Поручение градоначальника было обременительным не только оттого, что грозило лишить поручика нынешним вечером общества любимой девушки. Особая деликатность крылась в том, что никому другому граф Дмитрий Васильевич доверить подобного поручения не мог. Слишком много пересудов ходило по Москве и о дубровицком затворнике, и о его бранной переписке с Голицыным, и сам оскорбленный его начальник, задержав адъютанта, тихим голосом попросил «получше поглядеть, заговор там или же дурь одна!»
Толстой теперь и ехал «глядеть». Но в искренности намерений ему отчаянно мешал подольский предводитель, который то клял умственную несостоятельность графа, лицезреть которого им только предстояло, то пускался в пространные суждения на предмет архитектуры здешнего поместья.
– И ежели б мамоновская заслуга была в красоте эдакой! Но не Мамоновы все здесь создали! Не Мамоновы, а проклинаемые ныне графом Голицыны из века в век Дубровицы обустраивали, пока Потемкин усадьбу не приобрел, а государыня Екатерина Алексеевна для папеньки нынешнего графа не откупила. Папенька-то, Александр Матвеевич, фаворитом государыни был, хоть из кратковременных, – не унимался мерно раскачивающийся из стороны в сторону в тряской карете князь Васильчиков. – Было бы чем гордиться! Даров от государыни получил не на одну сотню тыщ, только счастия эти дары роду мамоновскому не принесли. Двое из четырех детей Александра Матвеевича и Дарьи Федоровны умерли во младенчестве. Оставшаяся сестра Марья Александровна в девках до неприличности засиделась. Да и сам граф, ведомо ли, вместо блестящей партии вона какие фортеля выкидывать изволит! Наш предок Васильчиков при матушке-императрице прежде мамоновского в фаворитах состоял, да только наш род императрицыно проклятие миновало…
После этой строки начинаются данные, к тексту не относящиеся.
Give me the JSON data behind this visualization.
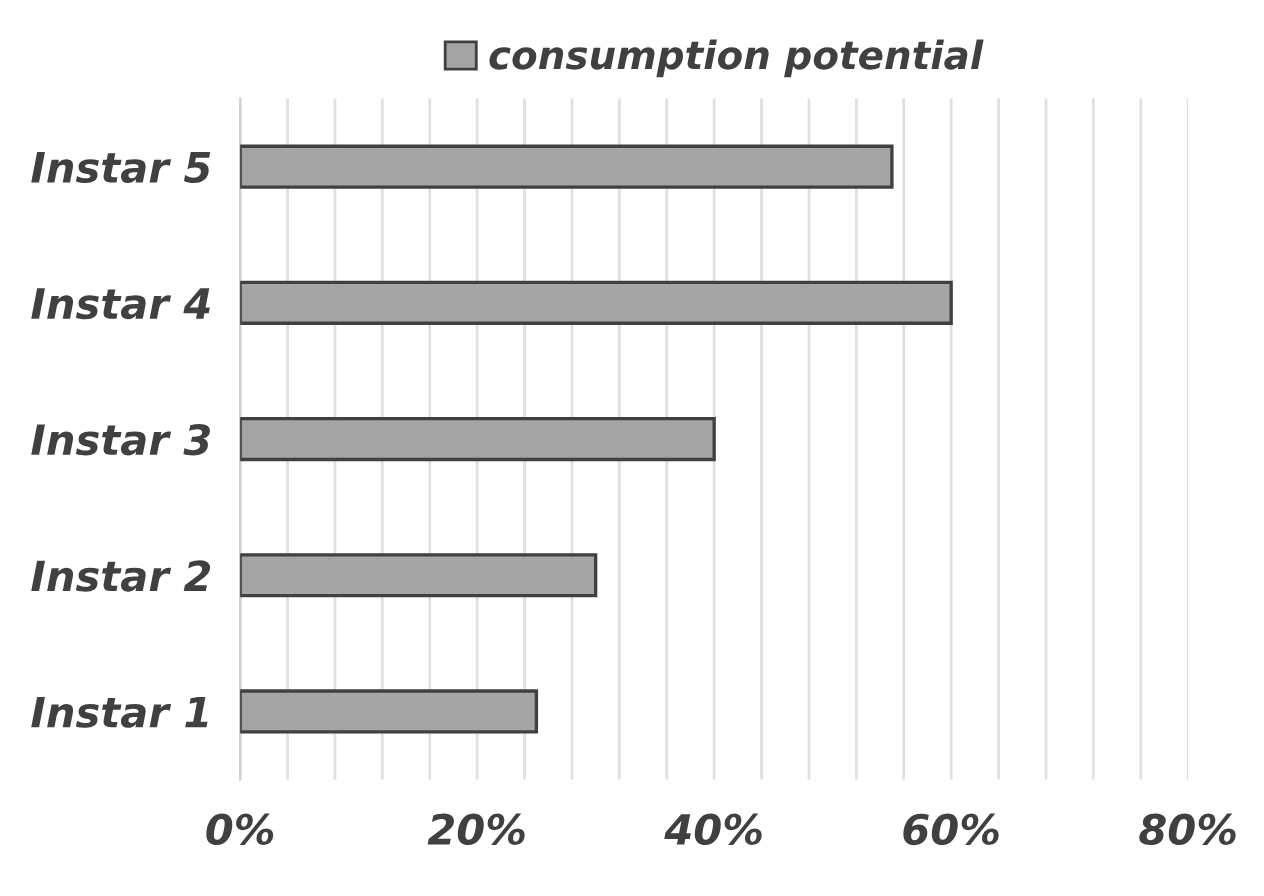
{
  "chart_data": {
    "type": "bar",
    "orientation": "horizontal",
    "categories": [
      "Instar 5",
      "Instar 4",
      "Instar 3",
      "Instar 2",
      "Instar 1"
    ],
    "series": [
      {
        "name": "consumption potential",
        "color": "#a5a5a5",
        "values": [
          55,
          60,
          40,
          30,
          25
        ]
      }
    ],
    "xlim": [
      0,
      80
    ],
    "xticks": [
      {
        "value": 0,
        "label": "0%"
      },
      {
        "value": 4,
        "label": null
      },
      {
        "value": 8,
        "label": null
      },
      {
        "value": 12,
        "label": null
      },
      {
        "value": 16,
        "label": null
      },
      {
        "value": 20,
        "label": "20%"
      },
      {
        "value": 24,
        "label": null
      },
      {
        "value": 28,
        "label": null
      },
      {
        "value": 32,
        "label": null
      },
      {
        "value": 36,
        "label": null
      },
      {
        "value": 40,
        "label": "40%"
      },
      {
        "value": 44,
        "label": null
      },
      {
        "value": 48,
        "label": null
      },
      {
        "value": 52,
        "label": null
      },
      {
        "value": 56,
        "label": null
      },
      {
        "value": 60,
        "label": "60%"
      },
      {
        "value": 64,
        "label": null
      },
      {
        "value": 68,
        "label": null
      },
      {
        "value": 72,
        "label": null
      },
      {
        "value": 76,
        "label": null
      },
      {
        "value": 80,
        "label": "80%"
      }
    ],
    "grid": "x",
    "legend": "top"
  }
}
Ни на минуту не умолкавший князь донельзя раздражал Владимира Ивановича. С другим спутником и он не преминул бы обсудить таинственную судьбу столь загадочного персонажа новейшей российской трагедии, на подмостках которой выступить ныне надлежало и ему, поручику Толстому.
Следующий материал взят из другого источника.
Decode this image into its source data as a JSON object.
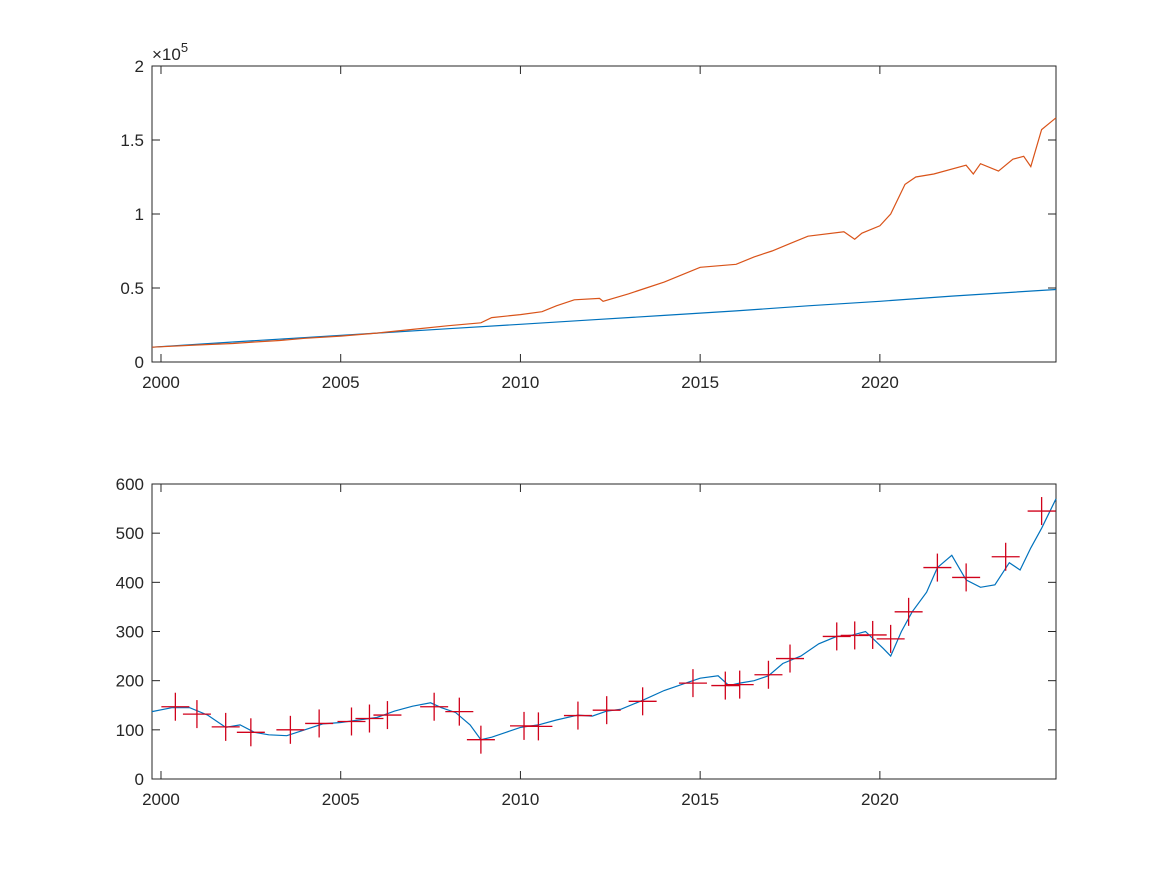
{
  "chart_data": [
    {
      "type": "line",
      "xlim": [
        1999.75,
        2024.9
      ],
      "ylim": [
        0,
        200000
      ],
      "xticks": [
        2000,
        2005,
        2010,
        2015,
        2020
      ],
      "xtick_labels": [
        "2000",
        "2005",
        "2010",
        "2015",
        "2020"
      ],
      "yticks": [
        0,
        50000,
        100000,
        150000,
        200000
      ],
      "ytick_labels": [
        "0",
        "0.5",
        "1",
        "1.5",
        "2"
      ],
      "exponent_label": {
        "base": "×10",
        "power": "5"
      },
      "grid": false,
      "series": [
        {
          "color": "#0072bd",
          "x": [
            1999.75,
            2002,
            2004,
            2006,
            2008,
            2010,
            2012,
            2014,
            2016,
            2018,
            2020,
            2022,
            2024.9
          ],
          "y": [
            10000,
            13500,
            16500,
            19500,
            22500,
            25500,
            28500,
            31500,
            34500,
            38000,
            41000,
            44500,
            49000
          ]
        },
        {
          "color": "#d95319",
          "x": [
            1999.75,
            2001,
            2002,
            2002.6,
            2003.3,
            2004,
            2005,
            2006,
            2007,
            2008,
            2008.9,
            2009.2,
            2010,
            2010.6,
            2011,
            2011.5,
            2012.2,
            2012.3,
            2013,
            2013.5,
            2014,
            2014.5,
            2015,
            2016,
            2016.5,
            2017,
            2017.5,
            2018,
            2019,
            2019.3,
            2019.5,
            2020,
            2020.3,
            2020.7,
            2021,
            2021.5,
            2022.4,
            2022.6,
            2022.8,
            2023.3,
            2023.7,
            2024,
            2024.2,
            2024.5,
            2024.9
          ],
          "y": [
            10000,
            11500,
            12500,
            13500,
            14500,
            16000,
            17500,
            19500,
            22000,
            24500,
            26500,
            30000,
            32000,
            34000,
            38000,
            42000,
            43000,
            41000,
            46000,
            50000,
            54000,
            59000,
            64000,
            66000,
            71000,
            75000,
            80000,
            85000,
            88000,
            83000,
            87000,
            92000,
            100000,
            120000,
            125000,
            127000,
            133000,
            127000,
            134000,
            129000,
            137000,
            139000,
            132000,
            157000,
            165000
          ]
        }
      ]
    },
    {
      "type": "line",
      "xlim": [
        1999.75,
        2024.9
      ],
      "ylim": [
        0,
        600
      ],
      "xticks": [
        2000,
        2005,
        2010,
        2015,
        2020
      ],
      "xtick_labels": [
        "2000",
        "2005",
        "2010",
        "2015",
        "2020"
      ],
      "yticks": [
        0,
        100,
        200,
        300,
        400,
        500,
        600
      ],
      "ytick_labels": [
        "0",
        "100",
        "200",
        "300",
        "400",
        "500",
        "600"
      ],
      "grid": false,
      "series": [
        {
          "color": "#0072bd",
          "x": [
            1999.75,
            2000.3,
            2000.8,
            2001.3,
            2001.8,
            2002.2,
            2002.6,
            2003,
            2003.5,
            2004,
            2004.5,
            2005,
            2005.5,
            2006,
            2006.5,
            2007,
            2007.5,
            2007.8,
            2008.2,
            2008.6,
            2008.9,
            2009.2,
            2009.6,
            2010,
            2010.5,
            2011,
            2011.6,
            2012,
            2012.4,
            2012.8,
            2013.4,
            2014,
            2014.6,
            2015,
            2015.5,
            2015.8,
            2016.1,
            2016.5,
            2016.9,
            2017.3,
            2017.8,
            2018.3,
            2018.8,
            2019.2,
            2019.6,
            2020.1,
            2020.3,
            2020.6,
            2020.9,
            2021.3,
            2021.6,
            2022,
            2022.4,
            2022.8,
            2023.2,
            2023.6,
            2023.9,
            2024.2,
            2024.5,
            2024.9
          ],
          "y": [
            137,
            145,
            145,
            130,
            105,
            110,
            95,
            90,
            88,
            100,
            112,
            115,
            120,
            125,
            138,
            148,
            155,
            145,
            135,
            110,
            80,
            85,
            95,
            105,
            110,
            120,
            130,
            128,
            138,
            142,
            160,
            180,
            195,
            205,
            210,
            190,
            195,
            200,
            210,
            235,
            250,
            275,
            290,
            292,
            300,
            265,
            250,
            300,
            340,
            380,
            430,
            455,
            405,
            390,
            395,
            440,
            425,
            470,
            510,
            570
          ]
        },
        {
          "type": "scatter",
          "marker": "+",
          "color": "#d0021b",
          "x": [
            2000.4,
            2001,
            2001.8,
            2002.5,
            2003.6,
            2004.4,
            2005.3,
            2005.8,
            2006.3,
            2007.6,
            2008.3,
            2008.9,
            2010.1,
            2010.5,
            2011.6,
            2012.4,
            2013.4,
            2014.8,
            2015.7,
            2016.1,
            2016.9,
            2017.5,
            2018.8,
            2019.3,
            2019.8,
            2020.3,
            2020.8,
            2021.6,
            2022.4,
            2023.5,
            2024.5
          ],
          "y": [
            147,
            132,
            106,
            95,
            100,
            113,
            117,
            123,
            130,
            147,
            137,
            80,
            108,
            107,
            129,
            140,
            158,
            195,
            190,
            192,
            212,
            245,
            290,
            292,
            293,
            285,
            340,
            430,
            410,
            452,
            545
          ]
        }
      ]
    }
  ]
}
У самого Толстого в жизни не случилось ни влиятельного родства, ни большого наследства. Из всех даров фортуны ему досталось лишь усердие и упорство, с которыми поручик пробивал дорогу ко всему, от чего граф Мамонов добровольно и безоглядно отказывался. Во всей необъяснимой истории жизни Матвея Александровича Толстого волновал один вопрос: почему судьбой воздается не тому, кто этого страстно желает, а тому, кто способен от дарованного столь бездумно отказываться? Почему человек, как он, родовитый, но небогатый, вынужден все силы положить на путь к положению, в которое этот граф самим своим рождением был поставлен и от которого отрекается каждым своим необдуманным или нарочито обдуманным шагом?
Почему дается не тому, кто желает?
О странной и загадочной жизни графа Дмитриева-Мамонова поручик Толстой слышал немало. Родившийся в девяностом году минувшего восемнадцатого столетия, Матвей Александрович был сыном Александра Дмитриева-Мамонова, одного из быстро сменявших друг друга фаворитов императрицы Екатерины, и фрейлины Дарьи Щербатовой. Случившийся едва ли не на глазах государыни амур ее Красного Кафтана с перезрелой (двадцатишестилетней, но все же молодой на фоне пятидесятивосьмилетней императрицы) фрейлиной стал причиной изгнания молодоженов из столиц. И вынужденного их заточения в подмосковном имении Дубровицы.